Movalib franchit un cap pour viser les réseaux et groupements

Un garage breton au bord de la fermeture qui réembauche cinq mois plus tard. Un autre qui découvre, bilan comptable à l'appui, l'ampleur des progrès réalisés. Ces témoignages, Ludovic Rigot affirme les multiplier ces derniers mois. Pour le fondateur de Movalib, ils valident la trajectoire adoptée depuis le lancement de sa plateforme, en 2023.
L'année 2025 a marqué un tournant pour l'éditeur de logiciels. Le nombre de clients a été multiplié par trois. En fin d’exercice, plus de 120 000 rendez-vous avaient été gérés via la solution. Chez les usagers de la solution, la hausse moyenne d'activité atteint en moyenne près de 13 %, confie Ludovic Rigot.
Surtout, Movalib séduit de nouveaux utilisateurs. Capable d'équiper au départ de petites structures indépendantes, l'outil accompagne désormais des ateliers comptant jusqu'à dix mécaniciens.
Une vision qui séduit malgré un déficit de notoriété
Cette montée en puissance repose sur un parti pris assumé : aider le garage, point final. "Ça peut paraître surprenant, parce que certaines marques, enseignes ou réseaux développent aussi des outils qui peuvent sembler ressemblants, notamment par l’usage d’un planning d’atelier. Mais leur objectif est plutôt d'aller chercher de la commission, de vendre de la pièce, ou de capter de la facturation", explique Ludovic Rigot.
Chez Movalib, on veut embarquer "tout l'univers" du professionnel, là où d'autres se cantonnent à une brique fonctionnelle. Cette approche génère une forte adhésion sur le terrain.

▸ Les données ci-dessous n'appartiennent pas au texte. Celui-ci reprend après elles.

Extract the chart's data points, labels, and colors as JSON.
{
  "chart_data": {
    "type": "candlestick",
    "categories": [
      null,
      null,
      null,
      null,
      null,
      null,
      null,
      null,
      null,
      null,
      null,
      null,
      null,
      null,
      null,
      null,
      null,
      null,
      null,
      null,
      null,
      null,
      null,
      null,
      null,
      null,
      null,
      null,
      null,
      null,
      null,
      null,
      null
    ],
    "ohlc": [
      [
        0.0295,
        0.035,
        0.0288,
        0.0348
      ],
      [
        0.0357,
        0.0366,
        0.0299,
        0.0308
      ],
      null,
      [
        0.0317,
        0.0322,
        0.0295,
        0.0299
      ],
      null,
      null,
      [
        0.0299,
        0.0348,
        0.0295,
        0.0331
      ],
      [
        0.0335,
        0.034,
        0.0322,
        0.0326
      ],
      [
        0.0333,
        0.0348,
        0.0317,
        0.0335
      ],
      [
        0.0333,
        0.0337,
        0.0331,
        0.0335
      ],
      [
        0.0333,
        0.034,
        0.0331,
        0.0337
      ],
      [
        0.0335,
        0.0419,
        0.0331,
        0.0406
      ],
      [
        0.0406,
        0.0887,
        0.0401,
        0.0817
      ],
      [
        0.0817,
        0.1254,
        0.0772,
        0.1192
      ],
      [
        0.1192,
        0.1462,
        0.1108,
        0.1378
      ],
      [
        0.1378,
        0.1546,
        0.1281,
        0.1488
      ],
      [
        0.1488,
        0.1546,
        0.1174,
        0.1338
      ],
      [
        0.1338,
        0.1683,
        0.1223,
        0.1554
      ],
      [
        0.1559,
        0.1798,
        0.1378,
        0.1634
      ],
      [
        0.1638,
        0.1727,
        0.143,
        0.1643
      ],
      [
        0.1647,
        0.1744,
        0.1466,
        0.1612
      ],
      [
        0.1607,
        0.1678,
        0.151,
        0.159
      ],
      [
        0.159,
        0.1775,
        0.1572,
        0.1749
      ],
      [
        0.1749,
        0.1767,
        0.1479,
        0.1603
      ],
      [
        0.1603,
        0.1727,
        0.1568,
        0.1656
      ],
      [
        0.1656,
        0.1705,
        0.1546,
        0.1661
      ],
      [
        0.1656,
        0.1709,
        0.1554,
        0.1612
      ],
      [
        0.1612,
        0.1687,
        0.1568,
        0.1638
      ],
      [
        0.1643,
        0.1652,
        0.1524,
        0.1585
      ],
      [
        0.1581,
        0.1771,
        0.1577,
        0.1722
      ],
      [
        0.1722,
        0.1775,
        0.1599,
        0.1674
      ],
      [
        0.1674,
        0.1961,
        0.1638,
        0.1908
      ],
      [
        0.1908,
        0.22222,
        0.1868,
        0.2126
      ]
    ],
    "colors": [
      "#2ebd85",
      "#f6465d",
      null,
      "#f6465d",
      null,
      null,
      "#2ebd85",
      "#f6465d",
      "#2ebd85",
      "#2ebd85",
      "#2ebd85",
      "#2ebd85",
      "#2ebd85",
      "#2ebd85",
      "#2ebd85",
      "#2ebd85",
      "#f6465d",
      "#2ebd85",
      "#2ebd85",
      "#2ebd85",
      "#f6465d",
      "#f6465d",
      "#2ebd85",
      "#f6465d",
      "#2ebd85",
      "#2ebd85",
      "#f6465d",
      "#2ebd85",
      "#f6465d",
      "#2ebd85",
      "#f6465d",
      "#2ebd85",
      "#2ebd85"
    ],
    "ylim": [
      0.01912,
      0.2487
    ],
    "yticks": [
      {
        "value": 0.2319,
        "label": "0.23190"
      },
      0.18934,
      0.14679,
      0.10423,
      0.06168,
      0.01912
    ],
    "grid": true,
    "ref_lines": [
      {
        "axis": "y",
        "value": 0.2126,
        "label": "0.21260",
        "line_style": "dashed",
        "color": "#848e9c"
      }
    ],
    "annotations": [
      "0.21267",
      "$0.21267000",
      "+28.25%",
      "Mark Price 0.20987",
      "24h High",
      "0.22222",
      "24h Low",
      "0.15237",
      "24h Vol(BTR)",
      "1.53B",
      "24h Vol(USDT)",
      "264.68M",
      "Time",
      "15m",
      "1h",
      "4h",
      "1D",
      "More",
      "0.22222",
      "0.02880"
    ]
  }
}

Reste à développer la notoriété de la plateforme, qui demeure un frein face aux acteurs historiques du marché. "On nous demande encore de « montrer patte blanche », alors que les résultats sont là", reconnaît le dirigeant.
D'où la nécessité d'entrer dans une phase d'accélération. Sur le plan technique, la solution continue d'évoluer pour mieux s'intégrer aux outils existants : plateformes de commande de pièces (Vroomly, Autodoc, etc.), logiciels de facturation, etc. Objectif : cohabiter avec les fournisseurs historiques du garage, sans imposer de rupture brutale dans les habitudes.

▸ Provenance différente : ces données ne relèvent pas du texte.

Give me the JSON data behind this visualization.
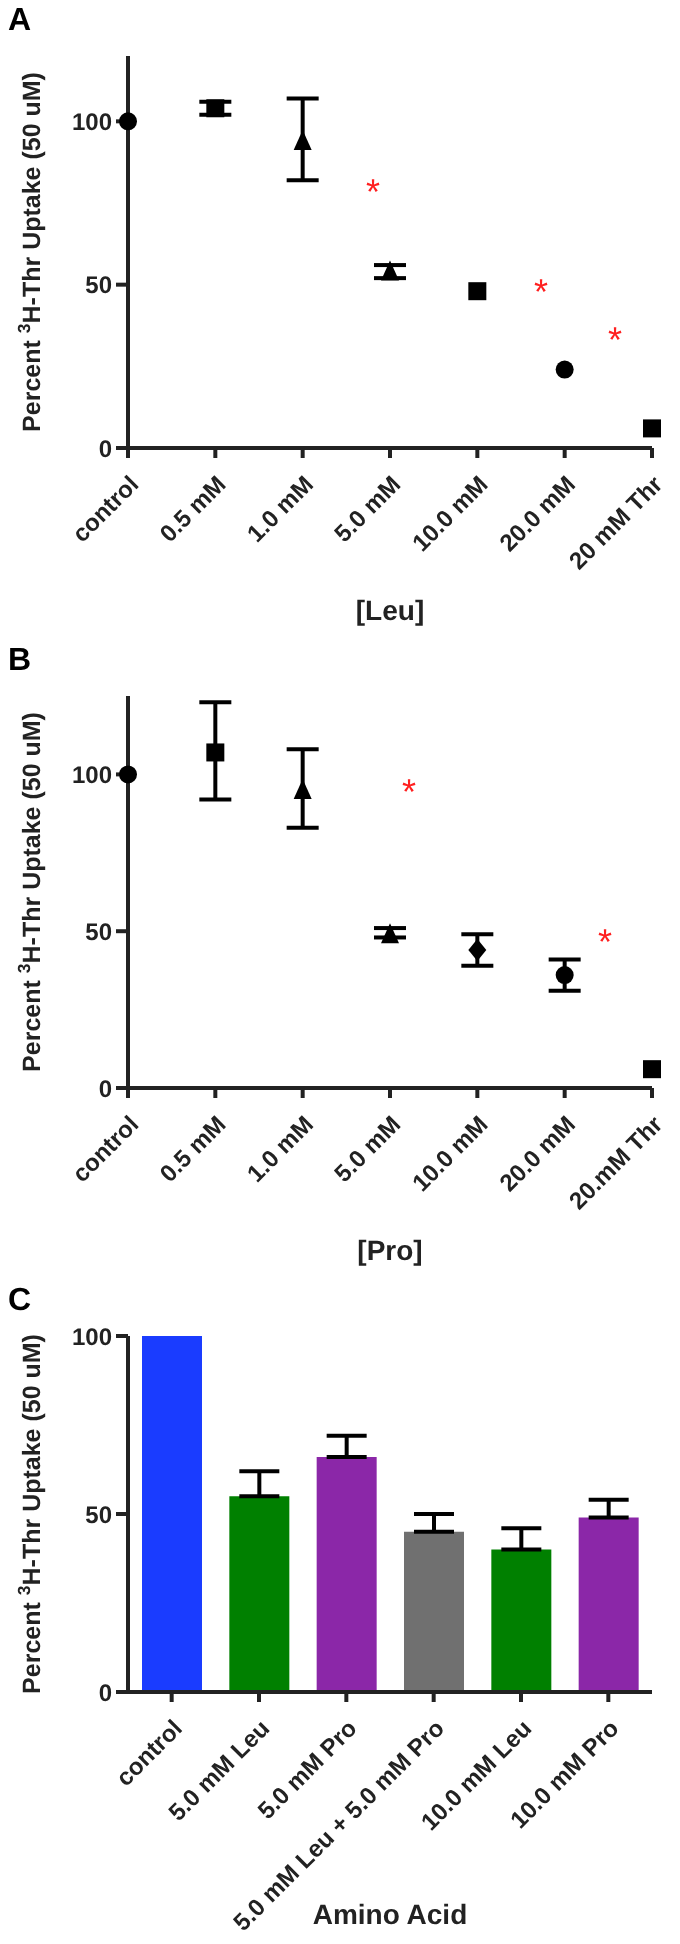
{
  "chart_data": [
    {
      "type": "scatter",
      "title": "A",
      "xlabel": "[Leu]",
      "ylabel": "Percent $^{3}$H-Thr Uptake (50 uM)",
      "categories": [
        "control",
        "0.5 mM",
        "1.0 mM",
        "5.0 mM",
        "10.0 mM",
        "20.0 mM",
        "20 mM Thr"
      ],
      "ylim": [
        0,
        120
      ],
      "yticks": [
        0,
        50,
        100
      ],
      "grid": false,
      "legend": false,
      "series": [
        {
          "color": "#000000",
          "marker": "circle",
          "values": [
            100,
            null,
            null,
            null,
            null,
            null,
            null
          ]
        },
        {
          "color": "#000000",
          "marker": "square",
          "values": [
            null,
            104,
            null,
            null,
            null,
            null,
            null
          ],
          "errors": [
            null,
            [
              102,
              106
            ],
            null,
            null,
            null,
            null,
            null
          ]
        },
        {
          "color": "#000000",
          "marker": "triangle",
          "values": [
            null,
            null,
            94,
            null,
            null,
            null,
            null
          ],
          "errors": [
            null,
            null,
            [
              82,
              107
            ],
            null,
            null,
            null,
            null
          ]
        },
        {
          "color": "#000000",
          "marker": "triangle",
          "values": [
            null,
            null,
            null,
            54,
            null,
            null,
            null
          ],
          "errors": [
            null,
            null,
            null,
            [
              52,
              56
            ],
            null,
            null,
            null
          ]
        },
        {
          "color": "#000000",
          "marker": "square",
          "values": [
            null,
            null,
            null,
            null,
            48,
            null,
            null
          ]
        },
        {
          "color": "#000000",
          "marker": "circle",
          "values": [
            null,
            null,
            null,
            null,
            null,
            24,
            null
          ]
        },
        {
          "color": "#000000",
          "marker": "square",
          "values": [
            null,
            null,
            null,
            null,
            null,
            null,
            6
          ]
        }
      ],
      "annotations": [
        "*",
        "*",
        "*"
      ]
    },
    {
      "type": "scatter",
      "title": "B",
      "xlabel": "[Pro]",
      "ylabel": "Percent $^{3}$H-Thr Uptake (50 uM)",
      "categories": [
        "control",
        "0.5 mM",
        "1.0 mM",
        "5.0 mM",
        "10.0 mM",
        "20.0 mM",
        "20.mM Thr"
      ],
      "ylim": [
        0,
        125
      ],
      "yticks": [
        0,
        50,
        100
      ],
      "grid": false,
      "legend": false,
      "series": [
        {
          "color": "#000000",
          "marker": "circle",
          "values": [
            100,
            null,
            null,
            null,
            null,
            null,
            null
          ]
        },
        {
          "color": "#000000",
          "marker": "square",
          "values": [
            null,
            107,
            null,
            null,
            null,
            null,
            null
          ],
          "errors": [
            null,
            [
              92,
              123
            ],
            null,
            null,
            null,
            null,
            null
          ]
        },
        {
          "color": "#000000",
          "marker": "triangle",
          "values": [
            null,
            null,
            95,
            null,
            null,
            null,
            null
          ],
          "errors": [
            null,
            null,
            [
              83,
              108
            ],
            null,
            null,
            null,
            null
          ]
        },
        {
          "color": "#000000",
          "marker": "triangle",
          "values": [
            null,
            null,
            null,
            49,
            null,
            null,
            null
          ],
          "errors": [
            null,
            null,
            null,
            [
              48,
              51
            ],
            null,
            null,
            null
          ]
        },
        {
          "color": "#000000",
          "marker": "diamond",
          "values": [
            null,
            null,
            null,
            null,
            44,
            null,
            null
          ],
          "errors": [
            null,
            null,
            null,
            null,
            [
              39,
              49
            ],
            null,
            null
          ]
        },
        {
          "color": "#000000",
          "marker": "circle",
          "values": [
            null,
            null,
            null,
            null,
            null,
            36,
            null
          ],
          "errors": [
            null,
            null,
            null,
            null,
            null,
            [
              31,
              41
            ],
            null
          ]
        },
        {
          "color": "#000000",
          "marker": "square",
          "values": [
            null,
            null,
            null,
            null,
            null,
            null,
            6
          ]
        }
      ],
      "annotations": [
        "*",
        "*"
      ]
    },
    {
      "type": "bar",
      "title": "C",
      "xlabel": "Amino Acid",
      "ylabel": "Percent $^{3}$H-Thr Uptake (50 uM)",
      "categories": [
        "control",
        "5.0 mM Leu",
        "5.0 mM Pro",
        "5.0 mM Leu + 5.0 mM Pro",
        "10.0 mM Leu",
        "10.0 mM Pro"
      ],
      "ylim": [
        0,
        100
      ],
      "yticks": [
        0,
        50,
        100
      ],
      "grid": false,
      "legend": false,
      "values": [
        100,
        55,
        66,
        45,
        40,
        49
      ],
      "colors": [
        "#1a3cff",
        "#008000",
        "#8b27a8",
        "#707070",
        "#008000",
        "#8b27a8"
      ],
      "errors": [
        null,
        [
          55,
          62
        ],
        [
          66,
          72
        ],
        [
          45,
          50
        ],
        [
          40,
          46
        ],
        [
          49,
          54
        ]
      ]
    }
  ]
}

"Je reste fidèle à cette vision : il ne s'agit pas de casser ce qui existe, mais de mieux l'utiliser, de l'exploiter davantage", insiste le fondateur.
Des partenariats structurants
Trois accords majeurs ont ponctué l'année écoulée. Le premier, noué avec Mister-Auto et annoncé lors d'Equip Auto, constitue un jalon symbolique. "C'est un marqueur : aujourd'hui, on est armés pour accompagner des réseaux et des marques. Si demain, on doit déployer pour 10, 100 ou 1 000 clients, on sait le faire", affirme Ludovic Rigot.

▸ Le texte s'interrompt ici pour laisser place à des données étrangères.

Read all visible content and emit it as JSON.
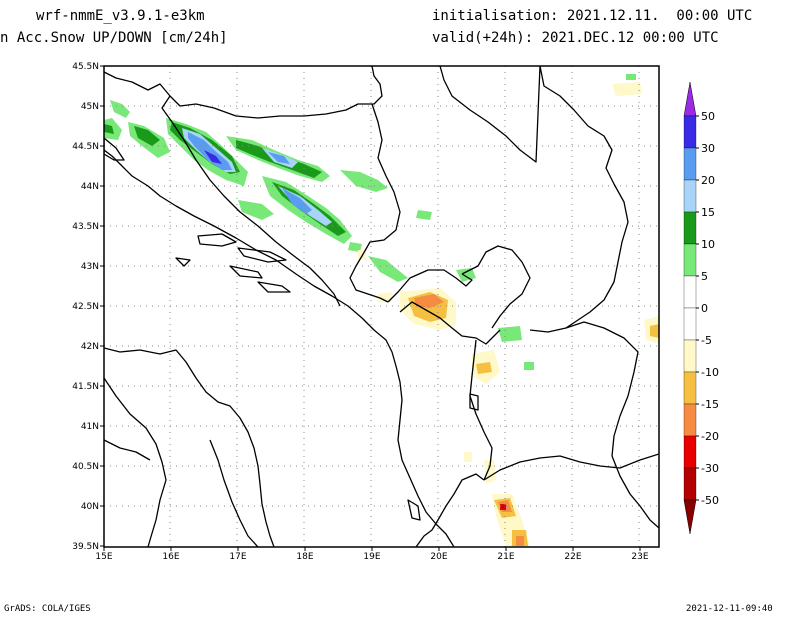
{
  "header": {
    "model": "wrf-nmmE_v3.9.1-e3km",
    "field": "n Acc.Snow UP/DOWN [cm/24h]",
    "init": "initialisation: 2021.12.11.  00:00 UTC",
    "valid": "valid(+24h): 2021.DEC.12 00:00 UTC"
  },
  "map": {
    "lat_labels": [
      "45.5N",
      "45N",
      "44.5N",
      "44N",
      "43.5N",
      "43N",
      "42.5N",
      "42N",
      "41.5N",
      "41N",
      "40.5N",
      "40N",
      "39.5N"
    ],
    "lon_labels": [
      "15E",
      "16E",
      "17E",
      "18E",
      "19E",
      "20E",
      "21E",
      "22E",
      "23E"
    ]
  },
  "legend": {
    "labels": [
      "50",
      "30",
      "20",
      "15",
      "10",
      "5",
      "0",
      "-5",
      "-10",
      "-15",
      "-20",
      "-30",
      "-50"
    ],
    "colors": [
      "#3a2ae6",
      "#5a9cf0",
      "#a8d4f8",
      "#1a9a1a",
      "#78e878",
      "#ffffff",
      "#ffffff",
      "#fff8c8",
      "#f5c042",
      "#f58c42",
      "#e80000",
      "#b40000"
    ],
    "top_color": "#9a2ae6",
    "bottom_color": "#8a0000"
  },
  "footer": {
    "left": "GrADS: COLA/IGES",
    "right": "2021-12-11-09:40"
  }
}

Le deuxième accord concerne RestorFX, spécialiste de la rénovation de carrosserie sans peinture. Movalib accompagne désormais le développement du réseau et son activité en créant de la récurrence et en améliorant la performance globale.
Enfin, la plateforme a été retenue par Agiless, réseau de garages solidaires. "Ça nous tenait à cœur : c'est un projet qui a du sens", commente le gérant de la start-up. L'adaptation de la solution à des équipes en insertion, avec des contraintes spécifiques, a nécessité une écoute approfondie des pratiques et des besoins. Le déploiement se fera progressivement, au rythme de l'intégration des centres.
Movalib met le cap sur les groupements et concessionnaires
Pour les mois à venir, Ludovic Rigot affiche clairement ses priorités : continuer de renforcer l'équipe pour garantir la stabilité du suivi, de la formation et du service client. "La croissance, c'est la stabilité du produit, mais aussi la stabilité du suivi", rappelle-t-il.
Un déménagement est également prévu puisque l'entreprise quittera son siège historique de La Madeleine (59) pour s'installer à Villeneuve-d'Ascq, dans des locaux plus spacieux et proches d'un environnement "terrain", entouré de garages.
Côté financement, une future levée de fonds pourrait être envisagée, sans que rien ne soit acté. L'objectif serait de soutenir une croissance durable, dans un contexte économique jugé fragile. "La course à la croissance peut précipiter la chute. Donc si on finance, ce sera pour sécuriser une croissance pérenne, pas « lever pour lever »", prévient Ludovic Rigot.
Reste l'ambition majeure : aller chercher les groupements et les réseaux de concessions. "On a désormais tout ce qu'il faut dans le produit : rien ne nous empêche de voir beaucoup plus grand", assure le fondateur. Cette nouvelle étape ne se fera pas dans la précipitation. "Les bases sont posées", assure le dirigeant.